Usage:
$ cd asic_toymodel/src
$ python oocl.py
[Feb 17, 2024] description of experiment in asic_toymodel/src/oocl.py
- the idea is to create a setup where the task is much more easily completed if a connection is made between two (mutually out of context) sections of data
- the task performed is modular arithmetic, specifically
(x^2 + y^2) mod p, where p is a prime - there are a total of 2 * p + 4 tokens in the vocabulary
- tokens 0,...,p-1 (operands group 1) are the x's and y's (and results) used in the binary operation table
- tokens p,...,2*p-1 (operands group 2) could be consider elementwise "aliases" of tokens 0,...,p-1 which naturally also create an equivalent table
- the training dataset consists of:
- a small number of elements from the binary operation table using operands group 1 (the majority are held out for the test set)
- a small number of elements from the operands group 2 operation table (the majority are held out for the test set)
- all the linkages between element i (from group 1) and i+p (from group 2)
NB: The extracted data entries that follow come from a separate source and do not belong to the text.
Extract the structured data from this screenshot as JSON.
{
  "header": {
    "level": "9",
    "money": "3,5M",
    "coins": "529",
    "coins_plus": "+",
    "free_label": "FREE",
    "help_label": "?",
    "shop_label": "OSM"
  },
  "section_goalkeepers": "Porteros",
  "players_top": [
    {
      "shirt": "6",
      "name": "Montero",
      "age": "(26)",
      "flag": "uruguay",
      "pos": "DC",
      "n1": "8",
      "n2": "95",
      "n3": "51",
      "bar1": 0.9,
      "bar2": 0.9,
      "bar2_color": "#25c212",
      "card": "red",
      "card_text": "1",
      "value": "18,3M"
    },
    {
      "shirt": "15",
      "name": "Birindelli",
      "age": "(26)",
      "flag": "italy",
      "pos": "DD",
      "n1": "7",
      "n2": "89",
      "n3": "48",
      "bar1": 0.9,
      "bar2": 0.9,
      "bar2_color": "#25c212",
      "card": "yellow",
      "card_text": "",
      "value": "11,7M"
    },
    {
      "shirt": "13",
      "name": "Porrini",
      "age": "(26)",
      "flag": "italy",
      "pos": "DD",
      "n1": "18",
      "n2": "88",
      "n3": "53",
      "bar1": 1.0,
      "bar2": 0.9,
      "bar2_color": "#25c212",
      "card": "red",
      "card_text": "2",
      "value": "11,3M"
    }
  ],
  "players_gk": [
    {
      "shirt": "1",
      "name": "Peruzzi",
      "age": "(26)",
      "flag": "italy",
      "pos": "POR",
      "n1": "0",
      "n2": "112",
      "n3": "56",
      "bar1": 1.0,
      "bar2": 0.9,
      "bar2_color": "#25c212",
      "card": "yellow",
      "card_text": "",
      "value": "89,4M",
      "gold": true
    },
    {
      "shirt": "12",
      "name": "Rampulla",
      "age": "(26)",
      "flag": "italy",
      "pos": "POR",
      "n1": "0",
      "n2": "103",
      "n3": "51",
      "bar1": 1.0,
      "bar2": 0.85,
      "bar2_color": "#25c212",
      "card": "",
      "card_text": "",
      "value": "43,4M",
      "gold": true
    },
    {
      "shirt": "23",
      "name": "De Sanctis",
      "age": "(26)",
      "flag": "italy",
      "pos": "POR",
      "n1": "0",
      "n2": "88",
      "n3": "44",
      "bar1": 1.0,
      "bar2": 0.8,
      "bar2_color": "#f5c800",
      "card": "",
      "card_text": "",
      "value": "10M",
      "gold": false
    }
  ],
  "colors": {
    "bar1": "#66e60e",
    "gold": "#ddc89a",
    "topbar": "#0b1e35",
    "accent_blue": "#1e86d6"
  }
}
- the validation / test dataset consists of:
- the held out (majority) elements from binary op table 1
- the held out (majority) elements from binary op table 2
- the elements held out from the two binary op tables are mutually indepenedent, such that if the linkages are understood and properly interpreted the model should have a much easier time training (as if less of the binary op table was held out)
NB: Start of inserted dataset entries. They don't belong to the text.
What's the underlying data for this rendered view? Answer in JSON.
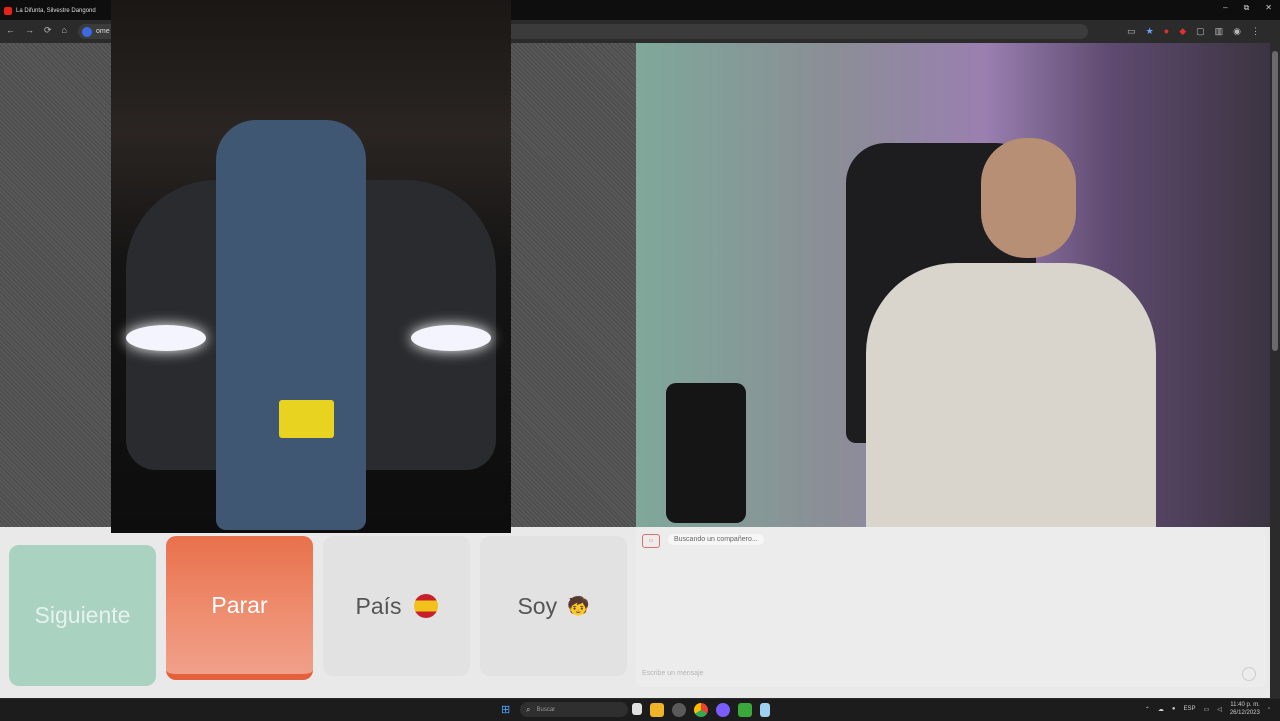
{
  "browser": {
    "tab_title": "La Difunta, Silvestre Dangond",
    "url": "ome",
    "window_controls": [
      "–",
      "⧉",
      "✕"
    ],
    "nav_icons": [
      "←",
      "→",
      "⟳",
      "⌂"
    ]
  },
  "chat": {
    "status": "Buscando un compañero...",
    "input_placeholder": "Escribe un mensaje"
  },
  "controls": {
    "next_label": "Siguiente",
    "stop_label": "Parar",
    "country_label": "País",
    "soy_label": "Soy",
    "soy_emoji": "🧒"
  },
  "taskbar": {
    "search_placeholder": "Buscar",
    "language": "ESP",
    "time": "11:40 p. m.",
    "date": "26/12/2023"
  },
  "colors": {
    "next": "#a9d2c0",
    "stop": "#e8714b",
    "neutral": "#e2e2e2"
  }
}
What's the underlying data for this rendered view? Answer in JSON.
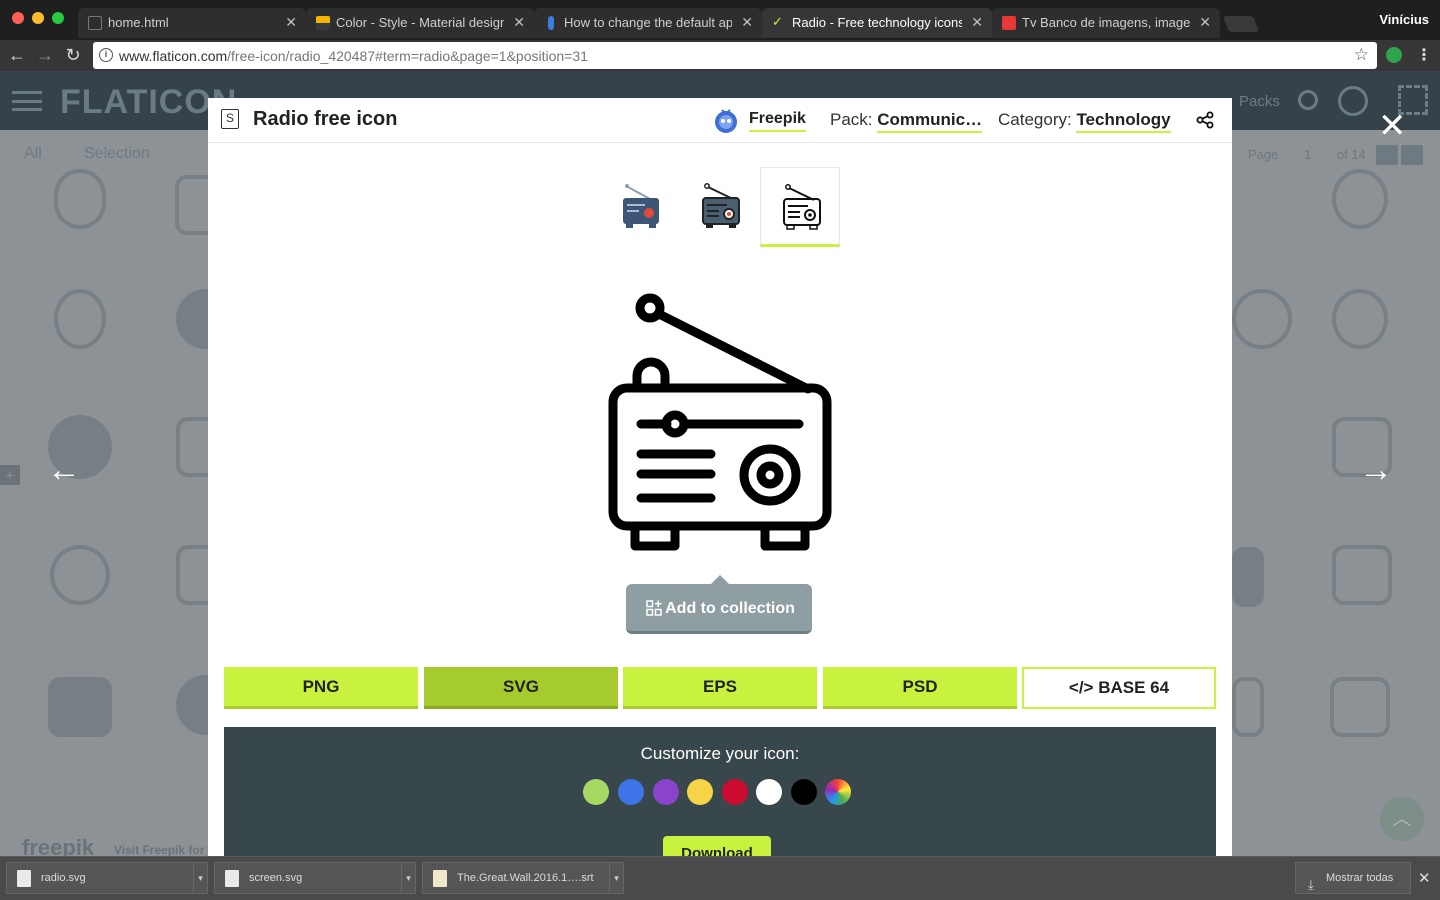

- the training loss is the sum of 3 losses:
k1 * loss_op1 + k2 * loss_op2 + k3 * loss_linkages, where k1, k2, and k3 are coefficients, loss_op1 is the loss on the first binary op table and loss_op2 is the loss on the second binary table, and loss_linkages is the loss on the linkages - by tuning knobs k1, k2 and k3 we can allow the model to learn via the linkages
- what we would like ideally is to find a configuration where we hold out a certain fraction of data such that with (k1, k2, k3) set to (1, 0, 0) the model can't train, but with (1, 1, 1) the model does train
- the naming of models in wandb is:
oocl_ssq_p_holdout1_holdout2_k1_k2_k3where holdout1 is the fraction held out from binary op table 1, holdout2 is the fraction held out from binary op table 2, and the rest have already been explained
- if you are getting a weird CUDA error, make sure this portion of the code is correctly updated to reflect the size of your vocab:
transformer_config.update(dict(
d_vocab=2 * data_params.mod + 4, # originals, aliases, and 4 special tokens: end, random, not-random, define
))